Accusing the BJP to have "failed in curbing corruption", Kejriwal said, "this government is taking unnecessary credit that it has brought down the prices of petrol and diesel. But the reality is very different."

"In June last year, crude oil prices were USD 115 a barrel in international market and that has gone down up to USD 47 a barrel. Hence, ideally petrol's price should have been Rs 35 per litre, but it is still being sold at Rs 60 per litre," Kejriwal claimed.

"Had the prices of diesel and petrol been brought down accordingly, then there would not have been skyrocketing of prices of common commodities that have riddled the life of a common man. Prices of fruits, vegetables would have come down," he said during his election rallies in Palam and R K Puram areas.

Also Read: BJP is a 'machine of lies', says Arvind Kejriwal
The former Delhi chief minister said BJP's leadership has the ability to curb inflation and corruption but alleged that their "intentions are not honest".

He said, "When I can bring down corruption and bribery system within 49 days, cannot you people do this in 7 months? You can do this, but you do not have intention to do so."

Stressing out on security issues of women in the city, he said, "If I will become the chief minister, then I would ensure to deploy one policeman in each bus so that miscreants meet their fate and girls and women feel better and safer in bus."

He also said that apart from enabling entire Delhi with Wi-Fi, women would be provided a security button through their mobile phones and "within five minutes of pressing the button, Delhi police would locate and reach to her."

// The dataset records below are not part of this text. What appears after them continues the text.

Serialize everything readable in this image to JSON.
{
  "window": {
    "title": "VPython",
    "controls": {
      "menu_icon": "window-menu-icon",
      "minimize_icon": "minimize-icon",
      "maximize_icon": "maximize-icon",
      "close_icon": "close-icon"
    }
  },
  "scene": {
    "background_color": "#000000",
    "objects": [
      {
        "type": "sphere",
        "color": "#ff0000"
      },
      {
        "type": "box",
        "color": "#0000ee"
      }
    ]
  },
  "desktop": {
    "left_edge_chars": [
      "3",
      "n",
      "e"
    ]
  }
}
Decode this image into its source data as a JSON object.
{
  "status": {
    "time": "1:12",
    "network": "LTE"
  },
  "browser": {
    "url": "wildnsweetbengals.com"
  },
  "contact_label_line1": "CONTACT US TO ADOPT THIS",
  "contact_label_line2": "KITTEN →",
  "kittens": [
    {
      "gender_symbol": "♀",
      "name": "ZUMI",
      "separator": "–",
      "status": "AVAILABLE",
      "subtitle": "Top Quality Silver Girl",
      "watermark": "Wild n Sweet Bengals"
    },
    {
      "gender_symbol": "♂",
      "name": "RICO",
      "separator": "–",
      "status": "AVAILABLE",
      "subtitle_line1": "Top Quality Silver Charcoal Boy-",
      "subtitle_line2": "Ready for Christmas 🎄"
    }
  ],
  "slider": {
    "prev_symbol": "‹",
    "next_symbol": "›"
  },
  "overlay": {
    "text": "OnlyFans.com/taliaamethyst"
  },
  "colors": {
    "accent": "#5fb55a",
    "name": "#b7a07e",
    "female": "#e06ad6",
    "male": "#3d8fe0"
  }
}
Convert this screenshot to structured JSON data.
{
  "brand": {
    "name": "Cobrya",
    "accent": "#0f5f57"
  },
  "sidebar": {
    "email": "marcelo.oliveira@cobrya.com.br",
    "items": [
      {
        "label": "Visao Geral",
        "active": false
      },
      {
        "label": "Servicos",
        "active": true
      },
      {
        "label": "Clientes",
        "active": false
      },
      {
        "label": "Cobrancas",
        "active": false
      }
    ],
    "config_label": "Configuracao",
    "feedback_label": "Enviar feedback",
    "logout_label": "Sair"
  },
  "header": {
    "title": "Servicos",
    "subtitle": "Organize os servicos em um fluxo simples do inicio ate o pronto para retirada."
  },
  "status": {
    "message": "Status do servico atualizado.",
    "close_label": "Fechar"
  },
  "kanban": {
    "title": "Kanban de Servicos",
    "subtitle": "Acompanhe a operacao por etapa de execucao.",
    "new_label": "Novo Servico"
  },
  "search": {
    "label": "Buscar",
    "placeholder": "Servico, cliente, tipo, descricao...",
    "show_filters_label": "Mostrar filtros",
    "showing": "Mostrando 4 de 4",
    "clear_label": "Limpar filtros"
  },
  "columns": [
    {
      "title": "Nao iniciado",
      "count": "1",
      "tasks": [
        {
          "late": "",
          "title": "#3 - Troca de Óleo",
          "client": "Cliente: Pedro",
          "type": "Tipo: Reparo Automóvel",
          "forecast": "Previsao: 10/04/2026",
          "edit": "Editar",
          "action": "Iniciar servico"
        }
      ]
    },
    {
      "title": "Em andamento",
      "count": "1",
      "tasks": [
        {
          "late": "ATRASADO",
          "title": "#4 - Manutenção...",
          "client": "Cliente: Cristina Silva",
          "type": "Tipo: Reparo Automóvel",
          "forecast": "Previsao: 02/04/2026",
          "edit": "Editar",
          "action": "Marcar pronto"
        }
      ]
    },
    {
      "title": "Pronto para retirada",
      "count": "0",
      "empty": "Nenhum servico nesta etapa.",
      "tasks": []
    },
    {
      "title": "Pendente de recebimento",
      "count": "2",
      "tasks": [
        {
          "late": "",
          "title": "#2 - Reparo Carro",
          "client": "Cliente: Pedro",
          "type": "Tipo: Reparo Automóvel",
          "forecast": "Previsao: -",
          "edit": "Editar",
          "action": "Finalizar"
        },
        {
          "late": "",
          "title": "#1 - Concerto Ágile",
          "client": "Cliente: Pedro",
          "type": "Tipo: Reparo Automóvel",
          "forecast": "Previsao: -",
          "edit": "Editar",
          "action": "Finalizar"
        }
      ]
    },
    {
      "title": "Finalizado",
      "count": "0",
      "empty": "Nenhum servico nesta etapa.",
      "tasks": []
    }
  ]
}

Accused of enticing the voters to take bribe from BJP, Congress leaders and to vote for AAP, Kejriwal tried to justify his statement saying, "I ask what is bribery? It is taking money and then vote. However, I am forbidding voters to do so. I say take money from them but don't vote them. Rather give vote to us."
Kejriwal also announced to open at least 500 schools and 20 colleges of world-class standards. "These schools and colleges would be equipped with such a state-of-the-art amenities and ambience that ministers and bureaucrats would long to get their child admitted there."